Hal ini sejalan dengan ketentuan Pasal 7 poin a, b, c, dan d UU Nomor 37 Tahun 2008 tentang Ombudsman Republik Indonesia, yaitu Ombudsman bertugas menerima laporan atas dugaan maladministrasi dalam penyelenggaraan pelayanan publik, melakukan pemeriksaan substansi atas laporan, menindaklanjuti laporan yang tercakup dalam ruang lingkup kewenangan Ombudsman, dan melakukan investigasi atas prakarsa sendiri terhadap dugaan maladministasi dalam penyelenggaraan pelayanan publik.
Berkaitan dengan hal tersebut, penulis berpendapat bahwa sebagai lembaga negara yang berfungsi mengawasi penyelenggaraan pelayanan publik, apabila terdapat laporan masyarakat yang berkaitan dengan adanya dugaan penyimpangan standar pelayanan publik yang diberikan ataupun terjadi penyalahgunaan wewenang dalam hal batas tarif tertinggi pemeriksaan RT-PCR, maka pihak Ombudsman RI harus sigap dan konsisten dalam menindaklanjuti laporan masyarakat tersebut.
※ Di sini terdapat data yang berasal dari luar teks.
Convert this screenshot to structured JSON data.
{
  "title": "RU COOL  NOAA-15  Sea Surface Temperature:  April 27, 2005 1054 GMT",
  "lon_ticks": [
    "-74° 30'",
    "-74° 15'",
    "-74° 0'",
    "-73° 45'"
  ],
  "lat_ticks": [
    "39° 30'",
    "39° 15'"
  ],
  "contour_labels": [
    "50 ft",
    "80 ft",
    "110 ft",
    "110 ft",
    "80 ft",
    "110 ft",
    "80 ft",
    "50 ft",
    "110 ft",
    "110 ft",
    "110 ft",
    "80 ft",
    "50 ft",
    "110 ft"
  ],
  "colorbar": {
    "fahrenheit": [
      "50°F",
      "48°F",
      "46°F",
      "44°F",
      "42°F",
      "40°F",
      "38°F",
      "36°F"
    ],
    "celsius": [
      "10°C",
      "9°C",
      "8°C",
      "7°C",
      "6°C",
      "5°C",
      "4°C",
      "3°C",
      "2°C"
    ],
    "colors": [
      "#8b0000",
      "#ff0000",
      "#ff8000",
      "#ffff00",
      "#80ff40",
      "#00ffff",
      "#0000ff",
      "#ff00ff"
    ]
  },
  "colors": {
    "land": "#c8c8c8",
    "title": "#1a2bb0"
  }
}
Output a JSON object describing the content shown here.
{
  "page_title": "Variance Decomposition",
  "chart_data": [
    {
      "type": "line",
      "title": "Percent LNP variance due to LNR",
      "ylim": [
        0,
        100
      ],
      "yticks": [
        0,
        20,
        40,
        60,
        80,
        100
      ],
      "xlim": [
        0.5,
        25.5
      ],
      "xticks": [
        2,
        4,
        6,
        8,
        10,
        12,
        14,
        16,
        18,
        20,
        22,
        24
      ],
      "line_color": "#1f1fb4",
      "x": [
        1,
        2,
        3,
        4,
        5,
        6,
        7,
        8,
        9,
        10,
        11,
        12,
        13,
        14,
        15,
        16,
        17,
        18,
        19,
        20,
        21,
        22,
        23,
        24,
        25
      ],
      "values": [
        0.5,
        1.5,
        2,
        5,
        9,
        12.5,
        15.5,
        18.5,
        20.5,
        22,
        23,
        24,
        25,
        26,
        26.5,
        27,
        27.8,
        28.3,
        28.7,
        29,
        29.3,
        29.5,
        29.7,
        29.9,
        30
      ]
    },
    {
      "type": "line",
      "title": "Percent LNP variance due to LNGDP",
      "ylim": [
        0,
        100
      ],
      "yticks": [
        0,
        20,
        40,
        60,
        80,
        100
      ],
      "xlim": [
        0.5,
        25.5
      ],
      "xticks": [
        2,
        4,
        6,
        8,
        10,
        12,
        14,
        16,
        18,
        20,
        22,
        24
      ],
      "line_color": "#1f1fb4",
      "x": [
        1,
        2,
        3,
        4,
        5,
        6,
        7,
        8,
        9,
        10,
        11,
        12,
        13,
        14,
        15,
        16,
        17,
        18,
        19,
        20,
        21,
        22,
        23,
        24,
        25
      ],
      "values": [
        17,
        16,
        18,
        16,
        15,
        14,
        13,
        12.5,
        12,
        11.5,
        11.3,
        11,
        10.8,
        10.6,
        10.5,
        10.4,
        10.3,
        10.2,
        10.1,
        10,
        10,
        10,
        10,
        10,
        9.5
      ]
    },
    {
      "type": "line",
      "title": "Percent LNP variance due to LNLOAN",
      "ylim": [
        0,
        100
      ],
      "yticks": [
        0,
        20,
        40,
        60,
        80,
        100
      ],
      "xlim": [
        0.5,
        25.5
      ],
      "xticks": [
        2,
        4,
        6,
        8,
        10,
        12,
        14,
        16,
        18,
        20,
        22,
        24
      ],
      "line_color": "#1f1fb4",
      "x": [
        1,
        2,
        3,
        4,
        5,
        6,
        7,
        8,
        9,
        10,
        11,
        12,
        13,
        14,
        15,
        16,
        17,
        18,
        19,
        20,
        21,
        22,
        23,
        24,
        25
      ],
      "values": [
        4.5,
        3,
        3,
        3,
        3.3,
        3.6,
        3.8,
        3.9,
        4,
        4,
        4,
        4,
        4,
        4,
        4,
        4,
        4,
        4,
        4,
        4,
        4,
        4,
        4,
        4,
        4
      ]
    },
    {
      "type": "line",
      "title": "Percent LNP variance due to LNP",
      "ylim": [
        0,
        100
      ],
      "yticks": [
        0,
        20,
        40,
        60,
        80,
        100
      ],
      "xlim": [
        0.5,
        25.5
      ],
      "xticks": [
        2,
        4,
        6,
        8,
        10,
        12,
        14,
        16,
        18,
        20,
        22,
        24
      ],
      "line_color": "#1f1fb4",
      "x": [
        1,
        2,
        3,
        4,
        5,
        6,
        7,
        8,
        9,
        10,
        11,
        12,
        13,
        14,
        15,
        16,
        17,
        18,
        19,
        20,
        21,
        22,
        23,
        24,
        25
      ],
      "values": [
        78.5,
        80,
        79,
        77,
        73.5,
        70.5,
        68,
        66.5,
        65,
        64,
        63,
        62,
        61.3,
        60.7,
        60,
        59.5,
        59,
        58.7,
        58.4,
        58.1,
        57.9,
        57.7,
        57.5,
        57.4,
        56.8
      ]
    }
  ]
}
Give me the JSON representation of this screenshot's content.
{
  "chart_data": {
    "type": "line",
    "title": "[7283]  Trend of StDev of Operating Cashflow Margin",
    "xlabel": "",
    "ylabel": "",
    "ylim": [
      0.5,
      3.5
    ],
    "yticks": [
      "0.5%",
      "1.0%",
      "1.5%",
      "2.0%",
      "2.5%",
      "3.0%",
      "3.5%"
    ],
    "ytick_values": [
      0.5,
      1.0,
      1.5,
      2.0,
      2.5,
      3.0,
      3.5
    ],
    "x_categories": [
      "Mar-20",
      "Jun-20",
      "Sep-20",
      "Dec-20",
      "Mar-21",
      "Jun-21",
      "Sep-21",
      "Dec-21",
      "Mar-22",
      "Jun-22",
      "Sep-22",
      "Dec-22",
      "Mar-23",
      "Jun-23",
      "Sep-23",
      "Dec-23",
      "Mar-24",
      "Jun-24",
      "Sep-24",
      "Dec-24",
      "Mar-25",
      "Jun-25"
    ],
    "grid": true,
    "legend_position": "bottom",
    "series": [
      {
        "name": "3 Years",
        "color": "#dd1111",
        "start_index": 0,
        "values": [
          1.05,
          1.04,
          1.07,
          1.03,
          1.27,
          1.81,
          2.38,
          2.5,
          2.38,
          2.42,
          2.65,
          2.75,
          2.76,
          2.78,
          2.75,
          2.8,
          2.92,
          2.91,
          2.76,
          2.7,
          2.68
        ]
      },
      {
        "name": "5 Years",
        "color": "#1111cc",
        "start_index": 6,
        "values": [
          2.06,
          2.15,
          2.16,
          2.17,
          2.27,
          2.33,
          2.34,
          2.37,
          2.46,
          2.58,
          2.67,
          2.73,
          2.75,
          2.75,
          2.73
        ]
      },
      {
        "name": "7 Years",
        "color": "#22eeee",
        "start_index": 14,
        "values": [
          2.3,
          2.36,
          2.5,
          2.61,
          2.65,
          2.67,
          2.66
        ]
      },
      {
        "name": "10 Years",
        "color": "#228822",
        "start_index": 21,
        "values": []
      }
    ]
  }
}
Langkah tersebut dilakukan agar permasalahan dapat diselesaikan dengan baik, pemberi pelayanan dapat memperbaiki kesalahan yang dilakukan, serta masyarakat dapat merasakan manfaat dari pelayanan publik yang berkualitas.
Selanjutnya, selain adanya pengawasan yang dilakukan baik secara internal maupun eksternal, keterlibatan beberapa instansi yang berwenang juga diperlukan, dalam hal ini Dinas Kesehatan Provinsi dan Dinas Kabupaten/Kota juga diharapkan dapat melakukan pembinaan dan pengawasan terhadap pemberlakuan pelaksanaan batas tarif tertinggi untuk pemeriksaan RT-PCR berdasarkan kewenangan masing-masing. Hal ini dilakukan agar kebijakan tersebut dapat berjalan sesuai dengan kaidah peraturan yang berlaku dan untuk mencegah terjadinya tindakan maladaministrasi oleh oknum yang tidak bertanggungjawab.